Por certo vivemos em um planeta que passa por constantes transformações, mas que faz uma órbita de perfeito equilíbrio em torno de uma estrela para manter a vida dentro de si equilibrada, pelas leis que regem a natureza e a vida. Sem a lei não é possível o caminho da transformação. Difícil para nós integrarmos esse equilíbrio: muitas dores, sofrimentos, fomes, ódios, guerras, entre indivíduos, comunidades, países, para que o “vencedor” ocupe um “lugar”, um “tempo” de poder como troféu, como se esse existisse. Pura fantasia, ilusão, delírio, alucinação? Assim nos distanciamos do equilíbrio interno e alimentamos a vaidade, a prepotência, arrogância, o narcisismo, a perversão. Nessa complexidade entre a luz e a escuridão, a ignorância vai lentamente se dissipando através do conhecimento, como uma nevoa de ilusão, A ferida narcísica continua demandando um dispêndio de energia para manter esse lugar fictício.

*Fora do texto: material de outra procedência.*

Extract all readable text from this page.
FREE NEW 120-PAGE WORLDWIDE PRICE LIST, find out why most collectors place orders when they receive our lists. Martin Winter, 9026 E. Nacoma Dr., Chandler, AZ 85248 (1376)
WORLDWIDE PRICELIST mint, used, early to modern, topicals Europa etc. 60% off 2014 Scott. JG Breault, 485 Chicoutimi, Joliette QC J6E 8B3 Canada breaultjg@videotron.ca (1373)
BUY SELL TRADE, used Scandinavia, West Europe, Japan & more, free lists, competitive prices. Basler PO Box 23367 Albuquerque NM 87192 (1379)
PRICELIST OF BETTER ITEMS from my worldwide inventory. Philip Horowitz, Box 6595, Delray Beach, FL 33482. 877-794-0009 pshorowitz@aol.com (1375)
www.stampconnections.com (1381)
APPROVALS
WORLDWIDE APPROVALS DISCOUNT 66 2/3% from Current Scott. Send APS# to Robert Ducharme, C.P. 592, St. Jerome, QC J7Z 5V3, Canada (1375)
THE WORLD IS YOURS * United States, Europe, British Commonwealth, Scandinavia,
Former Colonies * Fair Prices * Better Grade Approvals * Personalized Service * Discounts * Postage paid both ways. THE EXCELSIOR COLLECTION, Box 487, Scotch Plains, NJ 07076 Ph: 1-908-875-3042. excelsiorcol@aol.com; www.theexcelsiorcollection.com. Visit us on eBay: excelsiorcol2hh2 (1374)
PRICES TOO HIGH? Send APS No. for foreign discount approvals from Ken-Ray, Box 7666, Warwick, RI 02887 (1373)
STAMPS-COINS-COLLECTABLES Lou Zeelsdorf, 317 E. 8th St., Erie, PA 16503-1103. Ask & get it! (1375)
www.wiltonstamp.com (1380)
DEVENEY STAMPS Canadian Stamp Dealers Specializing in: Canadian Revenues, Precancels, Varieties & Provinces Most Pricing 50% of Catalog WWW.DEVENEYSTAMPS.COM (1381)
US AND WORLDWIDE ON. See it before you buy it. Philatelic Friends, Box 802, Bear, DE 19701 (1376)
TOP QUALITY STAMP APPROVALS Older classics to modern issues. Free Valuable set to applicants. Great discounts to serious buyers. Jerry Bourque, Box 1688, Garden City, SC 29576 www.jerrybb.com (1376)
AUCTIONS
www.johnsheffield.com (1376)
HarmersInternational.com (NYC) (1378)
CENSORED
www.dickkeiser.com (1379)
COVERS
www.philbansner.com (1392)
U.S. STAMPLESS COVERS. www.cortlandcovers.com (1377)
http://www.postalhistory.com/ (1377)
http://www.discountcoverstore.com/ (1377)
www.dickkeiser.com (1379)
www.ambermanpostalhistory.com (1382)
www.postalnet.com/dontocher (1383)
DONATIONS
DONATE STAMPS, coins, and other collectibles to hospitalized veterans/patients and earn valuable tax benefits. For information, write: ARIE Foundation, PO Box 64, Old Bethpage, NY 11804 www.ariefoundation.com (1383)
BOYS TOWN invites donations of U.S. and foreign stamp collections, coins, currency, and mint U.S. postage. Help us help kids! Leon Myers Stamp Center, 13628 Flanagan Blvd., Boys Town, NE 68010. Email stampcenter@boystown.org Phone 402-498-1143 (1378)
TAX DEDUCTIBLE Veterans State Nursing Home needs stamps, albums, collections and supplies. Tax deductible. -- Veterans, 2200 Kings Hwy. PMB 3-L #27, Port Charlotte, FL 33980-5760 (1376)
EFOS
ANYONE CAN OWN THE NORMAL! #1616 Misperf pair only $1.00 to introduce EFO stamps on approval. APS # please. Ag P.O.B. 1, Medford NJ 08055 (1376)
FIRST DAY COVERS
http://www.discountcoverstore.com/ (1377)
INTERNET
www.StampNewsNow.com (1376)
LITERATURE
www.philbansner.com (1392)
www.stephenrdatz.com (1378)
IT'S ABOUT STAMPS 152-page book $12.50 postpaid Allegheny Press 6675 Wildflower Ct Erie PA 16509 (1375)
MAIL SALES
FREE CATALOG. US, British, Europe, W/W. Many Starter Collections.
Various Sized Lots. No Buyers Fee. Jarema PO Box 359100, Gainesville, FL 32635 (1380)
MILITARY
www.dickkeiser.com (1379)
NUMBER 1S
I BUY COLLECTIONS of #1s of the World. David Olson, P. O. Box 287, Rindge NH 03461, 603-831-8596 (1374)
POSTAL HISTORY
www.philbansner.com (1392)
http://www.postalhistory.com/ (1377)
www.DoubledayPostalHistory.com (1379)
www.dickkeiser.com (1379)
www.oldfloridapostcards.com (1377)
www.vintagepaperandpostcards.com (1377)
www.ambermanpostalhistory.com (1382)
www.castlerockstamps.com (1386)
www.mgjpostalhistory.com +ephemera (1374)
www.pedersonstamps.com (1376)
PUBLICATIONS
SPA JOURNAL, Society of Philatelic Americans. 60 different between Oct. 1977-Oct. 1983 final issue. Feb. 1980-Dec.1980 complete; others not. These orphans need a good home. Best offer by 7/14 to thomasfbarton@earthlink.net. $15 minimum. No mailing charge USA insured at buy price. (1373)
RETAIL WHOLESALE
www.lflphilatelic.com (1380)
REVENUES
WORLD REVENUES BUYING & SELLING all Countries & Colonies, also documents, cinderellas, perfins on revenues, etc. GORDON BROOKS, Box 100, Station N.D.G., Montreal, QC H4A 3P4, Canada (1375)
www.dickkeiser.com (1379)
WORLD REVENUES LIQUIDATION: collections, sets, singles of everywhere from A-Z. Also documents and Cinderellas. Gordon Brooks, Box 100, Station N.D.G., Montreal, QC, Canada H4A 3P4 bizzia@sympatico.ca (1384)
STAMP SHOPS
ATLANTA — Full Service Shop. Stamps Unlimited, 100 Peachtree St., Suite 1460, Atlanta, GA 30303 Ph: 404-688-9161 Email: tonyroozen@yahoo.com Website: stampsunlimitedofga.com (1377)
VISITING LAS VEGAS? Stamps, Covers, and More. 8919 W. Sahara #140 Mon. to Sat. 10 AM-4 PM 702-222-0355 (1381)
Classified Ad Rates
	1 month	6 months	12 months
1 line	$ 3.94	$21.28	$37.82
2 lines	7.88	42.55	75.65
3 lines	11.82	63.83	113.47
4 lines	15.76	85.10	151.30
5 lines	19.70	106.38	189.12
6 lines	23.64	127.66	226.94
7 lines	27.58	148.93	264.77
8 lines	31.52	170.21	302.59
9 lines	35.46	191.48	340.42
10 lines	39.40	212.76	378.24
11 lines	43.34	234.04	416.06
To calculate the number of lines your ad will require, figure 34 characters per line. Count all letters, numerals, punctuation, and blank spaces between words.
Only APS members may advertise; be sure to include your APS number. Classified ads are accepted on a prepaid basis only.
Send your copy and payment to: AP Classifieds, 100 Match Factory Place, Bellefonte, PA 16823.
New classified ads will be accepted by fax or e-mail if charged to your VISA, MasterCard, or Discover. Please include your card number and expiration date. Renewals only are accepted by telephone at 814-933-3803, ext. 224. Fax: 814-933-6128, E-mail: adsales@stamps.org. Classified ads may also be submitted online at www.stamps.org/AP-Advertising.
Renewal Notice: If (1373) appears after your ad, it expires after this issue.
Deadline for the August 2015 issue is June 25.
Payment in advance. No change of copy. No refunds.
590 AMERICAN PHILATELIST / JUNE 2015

Mas “sair” desse lugar é ocupar outra posição, é se implicar, lidar com sua falta, com o seu ser falível, com seu Ser "dividido", com um inconsciente, um consciente e quem sabe um supra consciente a caminho de uma unidade indissolúvel. É assumir a condição de “demasiado humano” e assim tornar-se mais que humano. Portanto os caminhos da psique são complexos, individuais, coletivos, infinitos, mas estão de alguma forma entrelaçados em toda sua beleza, como fios de luz dourada a percorrer, onde um encontra o outro, se encontra e se encontram, caminham juntos. A paz tão sonhada dentro de cada um, em cada país, em cada região deve ser construída no dia a dia nas pequenas transformações que cada pessoa, comunidade, consegue fazer nesta direção. Aqui é um dos pequenos pontos que se ligarão a outros pontos de encontros, para percorrerem juntos esses caminhos, como a fictícia linha do tempo, do amor, mas que se reflete nas formas invisíveis de todo o universo.